番外 上(/if线/E/女装) (8 / 13)
反正冲动的时长够久,那就是深思熟虑。
等我悄悄地置办好了必备的猫咪用品,把小猫接回家的时候,杨桦才惊诧地得知了这个新成员的加入。我打开猫箱,他蹲下来小心翼翼地看,小猫也没多纠结,缓缓走出来,嗅他轻轻伸出的手指。我又忍不住想:是真的好像啊。他奇怪我为什么突然领养猫,我说是一种心理疗法:复现他养猫的经历,然后让这次的结局变好,也就是让这只小白猫健健康康的活下去。我接回来前特意做了体检的,它很健康。

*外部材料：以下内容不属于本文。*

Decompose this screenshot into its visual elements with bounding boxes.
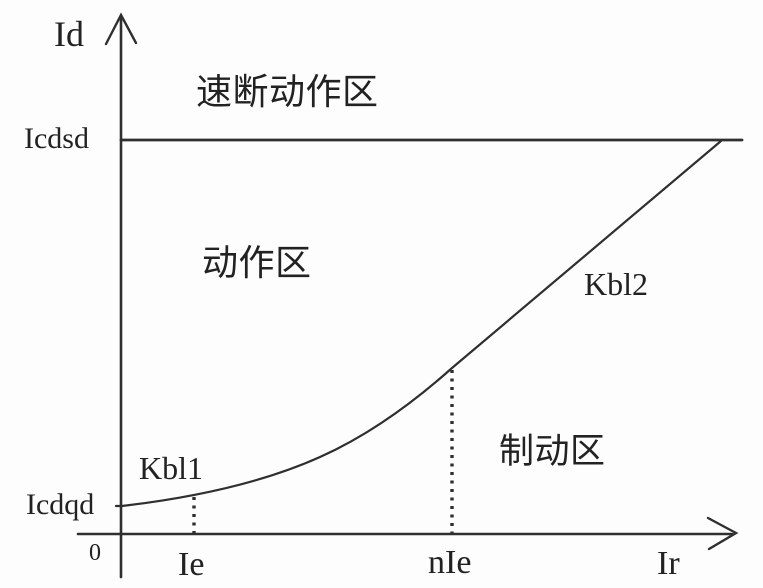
zone-restraint: 制动区	[499, 432, 606, 471]
restraint-characteristic-curve	[114, 139, 723, 508]
x-axis-arrowhead-icon	[706, 516, 739, 551]
x-tick-ie: Ie	[178, 546, 205, 583]
zone-instantaneous-trip: 速断动作区	[196, 72, 379, 112]
y-tick-icdqd: Icdqd	[26, 488, 95, 521]
x-tick-nie: nIe	[428, 544, 472, 581]
origin-label: 0	[89, 540, 101, 566]
x-axis-label: Ir	[657, 545, 680, 582]
slope-label-kbl1: Kbl1	[139, 450, 203, 486]
zone-operating: 动作区	[202, 243, 312, 283]
y-axis-arrowhead-icon	[104, 12, 138, 46]
slope-label-kbl2: Kbl2	[584, 266, 648, 302]
y-tick-icdsd: Icdsd	[24, 122, 89, 155]
y-axis-label: Id	[54, 14, 84, 54]
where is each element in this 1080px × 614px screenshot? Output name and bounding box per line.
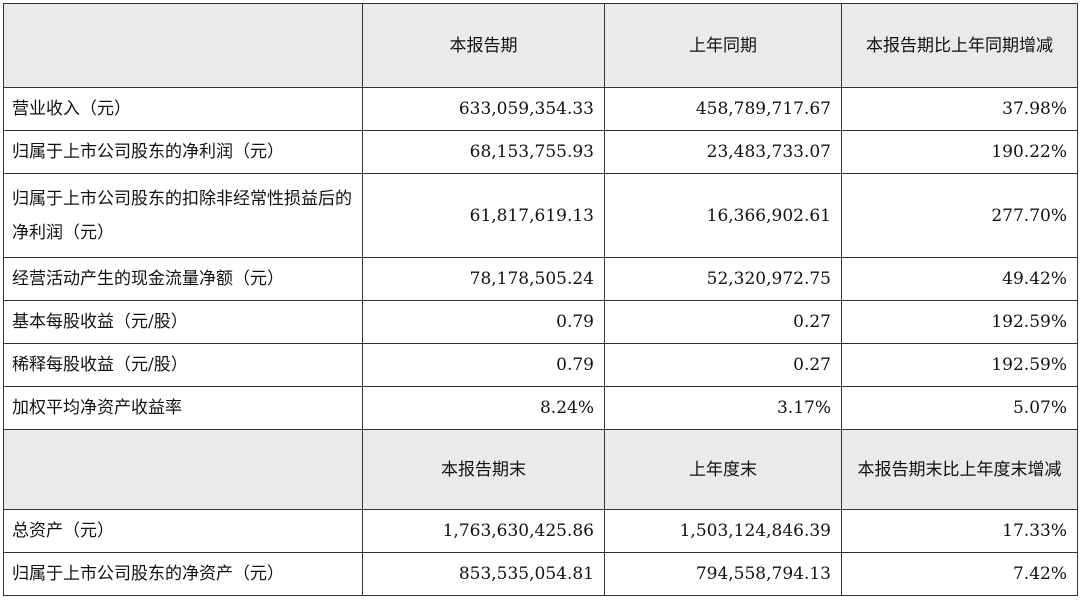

我接着问他要起什么名字,他没说话,摇摇头,大概是抵触跟自己沾边,说让我起。众所周知我是个理科生,文科特别烂的那种,我纠结地说:“白猫就叫,白白——拜拜?那大名就叫‘再见’好了……”杨桦也是给我逗乐了,无奈的吐槽我这是什么不吉利的名字,我又突然觉得这名字有门道,解释了起来:
“不是有种心理暗示嘛,经常重复某一句话、这句话就会影响自己和周围的人,更容易成真。”
“我是希望……你能和过去的苦痛和纠葛都说‘拜拜’,和曾经失去的、错过的那些你所珍视的一切,再度重逢。即使是你今天和我告别了,我明天、后天、或者将来的随便哪一天,总归会再出现在你身边、和你‘再见’的。”
我只是自顾自的说话,梳理自己的思路,没想让杨桦听得怎么着,可我一低头,就看见小白猫“拜拜”正坐在他的脚边,舔他手上的水珠——还没来得及奇怪,他的眼泪又生生地掉下来一滴。
……怎么又哭了。虽然杨桦的生物基因确实是个彻底的南方人,但“江南水乡生的人都娇气”不该是个刻板印象吗,他就是生病、也不能这么容易掉眼泪吧,倒也不是嫌他脆弱,主要是……我咋哄呢?心理方面我是学了不少,可这种事有实操攻略吗?
我叹了口气,也蹲下来,小心地抱住了他。这回是没躲我了,他手上的眼泪被猫舔掉,我也试探地凑上去、舔掉他脸上的泪,吻他通红的眼眶。
我原先是很不理解话疗这种事情的,说几句话就能达成目的难免有些魔幻和感性过度,但杨桦当晚和我说:“拜拜的窝在客厅,它刚来,就让它独处一会儿熟悉环境吧。你……跟我回房间睡,一起?”